Wednesday, December 22, 2010

Ngram anomalies

Now that I've played with the Google Ngrams tool a little, I continue to think it's a powerful window into a lot of interesting questions. But I also see that there are patterns that emerge that are plainly spurious, and surely do not correspond to real changes in language, culture, or collective interest over time. It is easy to find examples of search terms that very plainly indicate that there is some kind of "instrument error", an observation that emerges because of an artifact of the method rather than a real pattern in the underlying behavior.

Fortunately it is possible to probe these areas of anomaly with the goal of figuring out what they mean. So let's see what happens when we pick out a set of common words that are not freighted with a lot of culturally specific significance. This will let us see more clearly how the instrument itself works.

Consider the color words red, green, yellow, blue, black. Let's graph the frequency of these terms in American English from 1800 to 2000. Before looking at the Ngram graph, let's consider what we would expect ex ante. Color words occur in books to designate -- color. Color terms are common words, so we might expect that they would remain fairly constant in frequency over time. So here is the null hypothesis about the frequency of common color terms: without a change in culture about color, we should expect the color words would remain roughly constant in frequency (flat curve). And the usage patterns for each term should be independent from the others. So we should expect a degree of independent random fluctuations in the frequencies of each color word, where "blue" bumps up in frequency in a given year and "red" bumps down.

(Why should we expect a degree of independence in the random fluctuations between "red" and "blue"? Because, fundamentally, there is no common mechanism that would link their behavior.)

Here are some ways in which the actual behavior of color terms might deviate from the null hypothesis.  Some colors may be more in style than others at a time -- there may be a cultural preference for red over blue, so the frequency of red may be greater than the frequency of blue. And the frequencies may change as cultural preferences change; so blue may become more frequent than red in a later generation. More generally, literary taste may change by becoming more descriptive overtime -- with more frequent use of color terms -- or more formal, with less use of color terms. So it would be possible to explain persistent differences in frequency of color terms; shifting frequencies across different color words; and even a longterm rise or decline in the whole family of color words.

So ex ante, for this group of common color words we would expect a graph of flat lines for the five terms, with uncorrelated fluctuations in each line.

Now let's look at the actual graph of these word frequencies (link).


Here we can see behavior that flatly contradicts these reasonable ex ante expectations. First, there are stretches of time in which the color words covary extremely closely, to the extent that the graphs look identical in shape. This is true, for example, in the neighborhood of 1820. This is impossible to explain as anything else than an artifact of some sort. It is impossible to believe that the frequencies of several color words would fluctuate up and down with this degree of synchrony.

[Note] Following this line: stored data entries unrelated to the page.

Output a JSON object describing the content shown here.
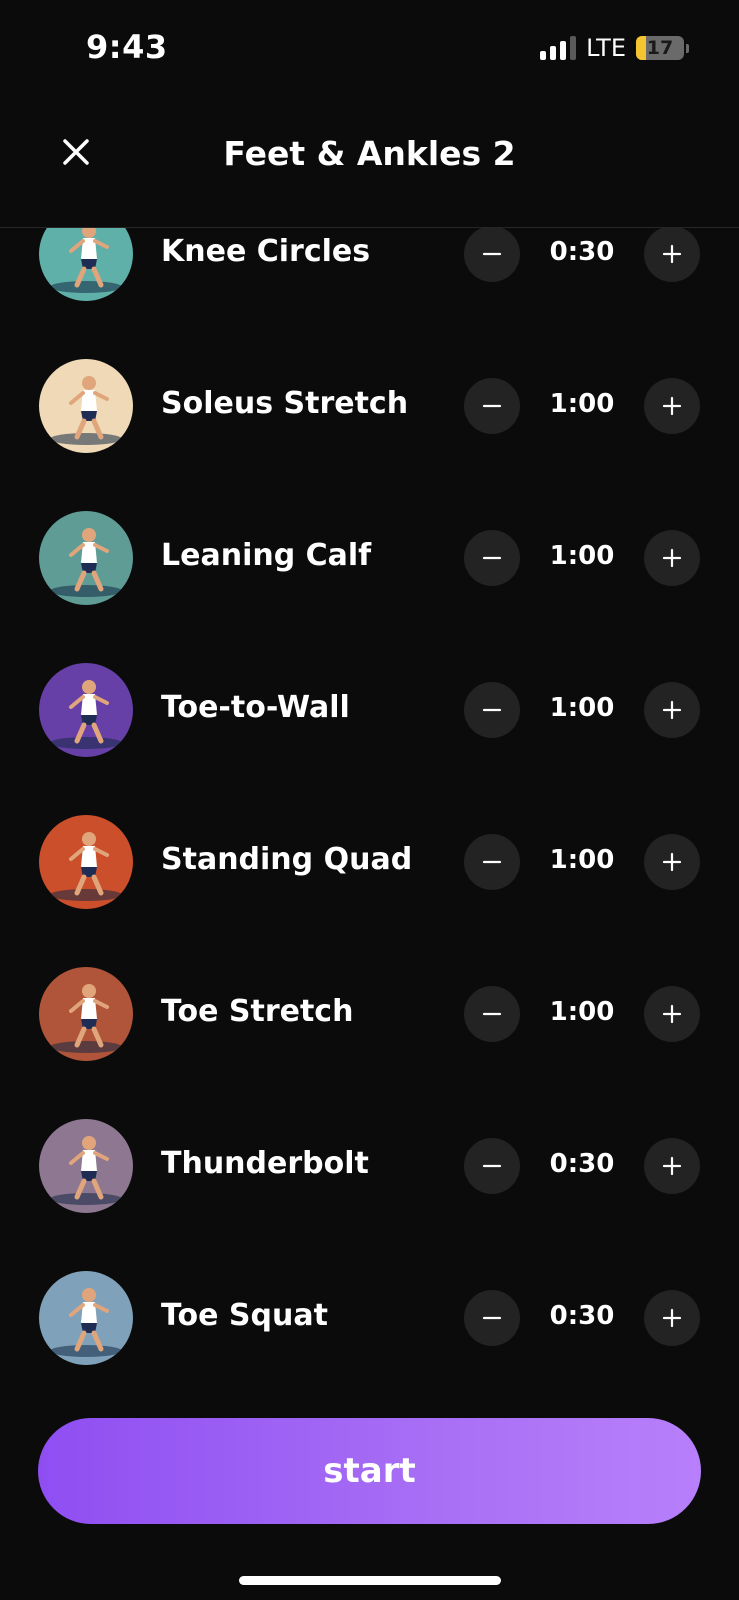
{
  "status_bar": {
    "time": "9:43",
    "network": "LTE",
    "battery": "17"
  },
  "header": {
    "title": "Feet & Ankles 2",
    "close_icon": "close-icon"
  },
  "exercises": [
    {
      "name": "Knee Circles",
      "duration": "0:30",
      "color": "#5fb0a8"
    },
    {
      "name": "Soleus Stretch",
      "duration": "1:00",
      "color": "#efd9b6"
    },
    {
      "name": "Leaning Calf",
      "duration": "1:00",
      "color": "#5e9c95"
    },
    {
      "name": "Toe-to-Wall",
      "duration": "1:00",
      "color": "#6640a7"
    },
    {
      "name": "Standing Quad",
      "duration": "1:00",
      "color": "#cc4f2c"
    },
    {
      "name": "Toe Stretch",
      "duration": "1:00",
      "color": "#b0553a"
    },
    {
      "name": "Thunderbolt",
      "duration": "0:30",
      "color": "#8e7790"
    },
    {
      "name": "Toe Squat",
      "duration": "0:30",
      "color": "#7fa2ba"
    }
  ],
  "start_button": {
    "label": "start"
  },
  "colors": {
    "accent": "#9b5cf6",
    "background": "#0b0b0b",
    "stepper": "#232323"
  }
}
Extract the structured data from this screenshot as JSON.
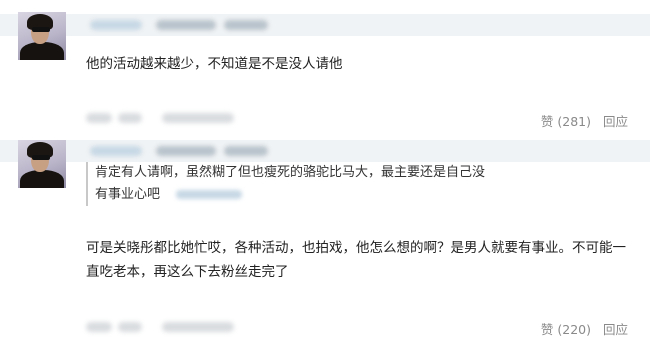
{
  "comments": [
    {
      "text": "他的活动越来越少，不知道是不是没人请他",
      "like_label": "赞 (281)",
      "reply_label": "回应"
    },
    {
      "quote": {
        "line1": "肯定有人请啊，虽然糊了但也瘦死的骆驼比马大，最主要还是自己没",
        "line2": "有事业心吧"
      },
      "text_line1": "可是关晓彤都比她忙哎，各种活动，也拍戏，他怎么想的啊？是男人就要有事业。不可能一",
      "text_line2": "直吃老本，再这么下去粉丝走完了",
      "like_label": "赞 (220)",
      "reply_label": "回应"
    }
  ]
}
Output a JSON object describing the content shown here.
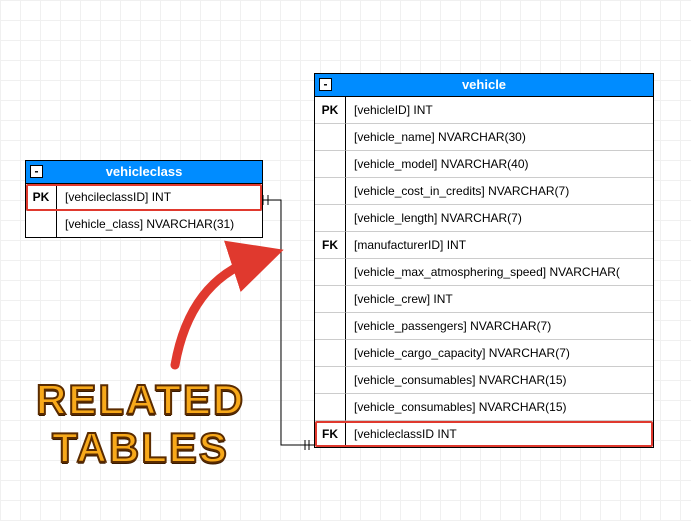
{
  "label_line1": "Related",
  "label_line2": "Tables",
  "collapse_glyph": "-",
  "tables": {
    "vehicleclass": {
      "title": "vehicleclass",
      "rows": [
        {
          "key": "PK",
          "col": "[vehcileclassID] INT",
          "hl": true
        },
        {
          "key": "",
          "col": "[vehicle_class] NVARCHAR(31)",
          "hl": false
        }
      ]
    },
    "vehicle": {
      "title": "vehicle",
      "rows": [
        {
          "key": "PK",
          "col": "[vehicleID] INT",
          "hl": false
        },
        {
          "key": "",
          "col": "[vehicle_name] NVARCHAR(30)",
          "hl": false
        },
        {
          "key": "",
          "col": "[vehicle_model] NVARCHAR(40)",
          "hl": false
        },
        {
          "key": "",
          "col": "[vehicle_cost_in_credits] NVARCHAR(7)",
          "hl": false
        },
        {
          "key": "",
          "col": "[vehicle_length] NVARCHAR(7)",
          "hl": false
        },
        {
          "key": "FK",
          "col": "[manufacturerID] INT",
          "hl": false
        },
        {
          "key": "",
          "col": "[vehicle_max_atmosphering_speed] NVARCHAR(",
          "hl": false
        },
        {
          "key": "",
          "col": "[vehicle_crew] INT",
          "hl": false
        },
        {
          "key": "",
          "col": "[vehicle_passengers] NVARCHAR(7)",
          "hl": false
        },
        {
          "key": "",
          "col": "[vehicle_cargo_capacity] NVARCHAR(7)",
          "hl": false
        },
        {
          "key": "",
          "col": "[vehicle_consumables] NVARCHAR(15)",
          "hl": false
        },
        {
          "key": "",
          "col": "[vehicle_consumables] NVARCHAR(15)",
          "hl": false
        },
        {
          "key": "FK",
          "col": "[vehicleclassID INT",
          "hl": true
        }
      ]
    }
  }
}
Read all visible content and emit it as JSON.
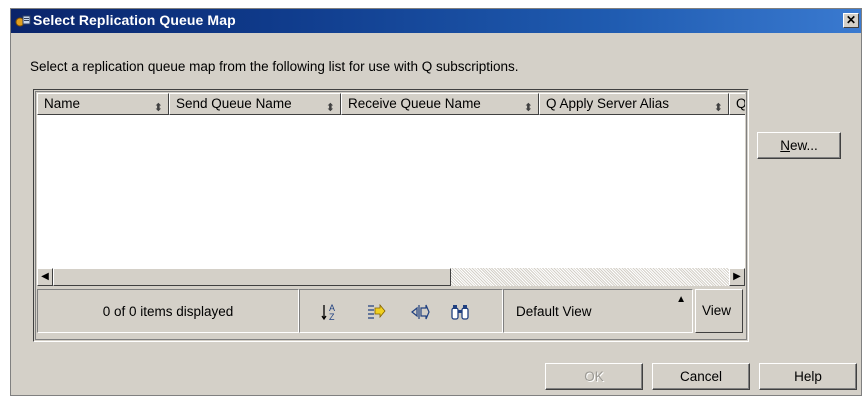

Here is another aspect of the graph that is also suggestive of artifact: the long wave of rise and fall in the frequency of all the color words between 1810 and 1920. It is not impossible that "color" became more important in literary language and then declined; but that seems improbable. So this long wave coordinated behavior of the color words seems to be more likely the effect of a database anomaly than a manifestation of a real trend.

Is there any reliable information in this graph?  Yes.  There is one feature of this graph that appears to have real significance, and that is the change in the behavior of "black" after 1960. Prior to that year the term behaves pretty much like all the other color words. After that year it takes off on a very different trajectory. And this abrupt and accelerating increase in the frequency of "black" seems to have everything to do with a real social and cultural change in the 1960s and forward -- the abrupt increase in those decades in the salience of race. There is a similar divergence between the behavior of "black" and all the other color words in 1860; the frequency of the word increases for a few years following the American civil war.

More tantalizingly, it may be significant that "blue" moves up from "yellow" to "green" in frequency over time.  This is one element of the graph where the terms are not correlated with each other; instead, "blue" changes its position relative to other color frequencies.

This example shows that we need to be careful about the inferences we draw from the patterns that appear from Ngram searches. We need to always ask: "Does this pattern really correspond to a fact about underlying collective linguistic behavior, or is it the result of an artifact?" More fundamentally, we need to understand the sources of the artifacts we are able to detect -- spurious correlations, inexplicable long-wave changes in frequency, and others still to be discovered. And, finally, we should seek out techniques that can be applied to the results that serve to filter out the artifacts and focus on the real variations the data contain. We need some signal processing here to separate signal from noise. The Ngram tool is powerful, but we need to use it critically and intelligently.